December 8, 2010 (RALEIGH, NC) – After two years of planning and waiting for financing, the North Carolina chapter of the American Institute of Architects will finally hold its official, public groundbreaking ceremony for its new headquarters building and design center on Thursday, December 9, at 11:30 a.m. The building will be constructed on an oddly shaped, previously unused lot on Peace and Wilmington streets between Peace College and the NC Government Complex.
Designed by Frank Harmon Architect PA after the firm won a professional competition for the project in 2008, the AIA NC Center for Architecture & Design will be “a modern building with a green heart,” as Frank Harmon, FAIA, likes to call it.
The building has been designed to meet LEED (Leadership in Energy and Environmental Design) standards at the highest Platinum level, and AIA Committee On The Environment (COTE) goals, which include regional appropriateness and the use of regionally available materials, land use and site ecology, sustainable materials and methods of construction, reduced water usage, and increased energy efficiency.
“As we come out of the recession, we won’t be building in the same wasteful ways,” Harmon said. “With new emphasis on alternative energy and sustainable design, the AIA NC Center will show us a new way to build.”
Harmon also believes the Center will be a compelling example for responsible revitalization of the cores of towns and cities across the state, including Raleigh.

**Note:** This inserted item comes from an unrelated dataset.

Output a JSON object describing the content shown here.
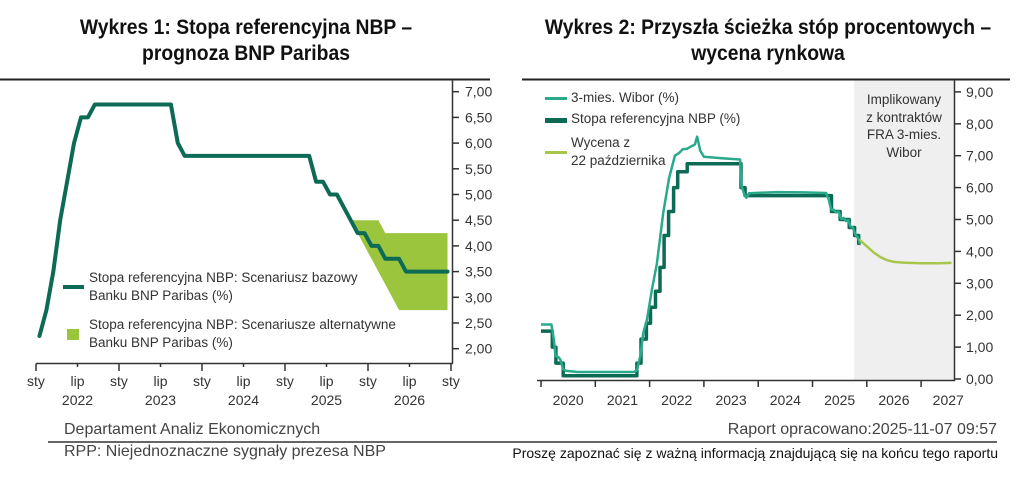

“It will demonstrate sustainable urban development and put Raleigh ‘on the map’ as a leader in this endeavor,” he noted, “from re-using every shovel of earth removed for the footprint, to the porously paved parking garden and state-of-the-art ‘green’ technology.”
Deferring to the natural topography, the new building will be situated along the edge of the property and porously paved so that the majority of the site will be park-like – a public park in an area of the city that doesn’t have one. This will provide an outdoor gathering space for AIA NC and community events and effectively expand AIA NC’s outreach program.

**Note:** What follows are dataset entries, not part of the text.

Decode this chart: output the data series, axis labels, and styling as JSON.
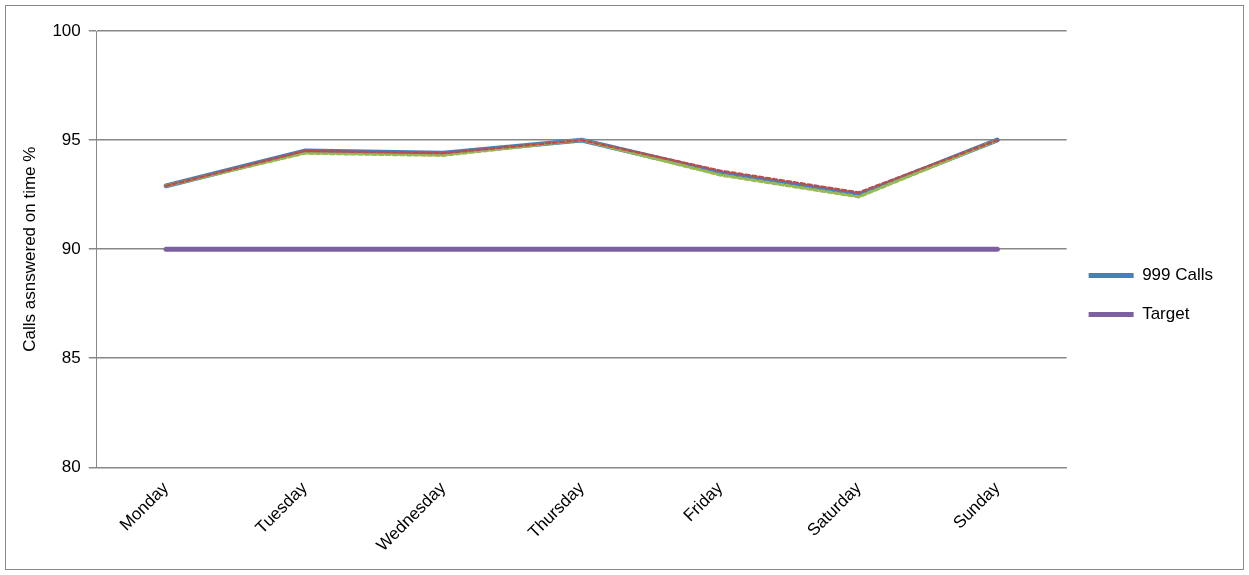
{
  "chart_data": {
    "type": "line",
    "ylabel": "Calls asnswered on time %",
    "categories": [
      "Monday",
      "Tuesday",
      "Wednesday",
      "Thursday",
      "Friday",
      "Saturday",
      "Sunday"
    ],
    "series": [
      {
        "name": "999 Calls",
        "color": "#4a7ebb",
        "values": [
          92.9,
          94.5,
          94.4,
          95,
          93.5,
          92.5,
          95
        ]
      },
      {
        "color": "#be4b48",
        "line_style": "dashed",
        "values": [
          92.9,
          94.5,
          94.4,
          95,
          93.6,
          92.6,
          95
        ]
      },
      {
        "color": "#98b954",
        "line_style": "dashed",
        "values": [
          92.9,
          94.4,
          94.3,
          95,
          93.4,
          92.4,
          95
        ]
      },
      {
        "name": "Target",
        "color": "#7d60a0",
        "values": [
          90,
          90,
          90,
          90,
          90,
          90,
          90
        ]
      }
    ],
    "ylim": [
      80,
      100
    ],
    "yticks": [
      80,
      85,
      90,
      95,
      100
    ],
    "grid": "y",
    "legend": "right",
    "marker": "none"
  }
}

“One of AIA NC’s goals is to contribute to the vitality of that section of downtown by transforming an awkward, unused piece of property into a ‘people center’ that will, in turn, impact the businesses around it,” Harmon said.
Architecturally, the overriding objective of the building’s concept is “to demonstrate and encourage aesthetic and ecological integrity – to create a flagship for green architecture in North Carolina that is architecturally, environmentally, socially, and aesthetically inspiring,” Harmon said.
Construction should be completed in 10-12 months.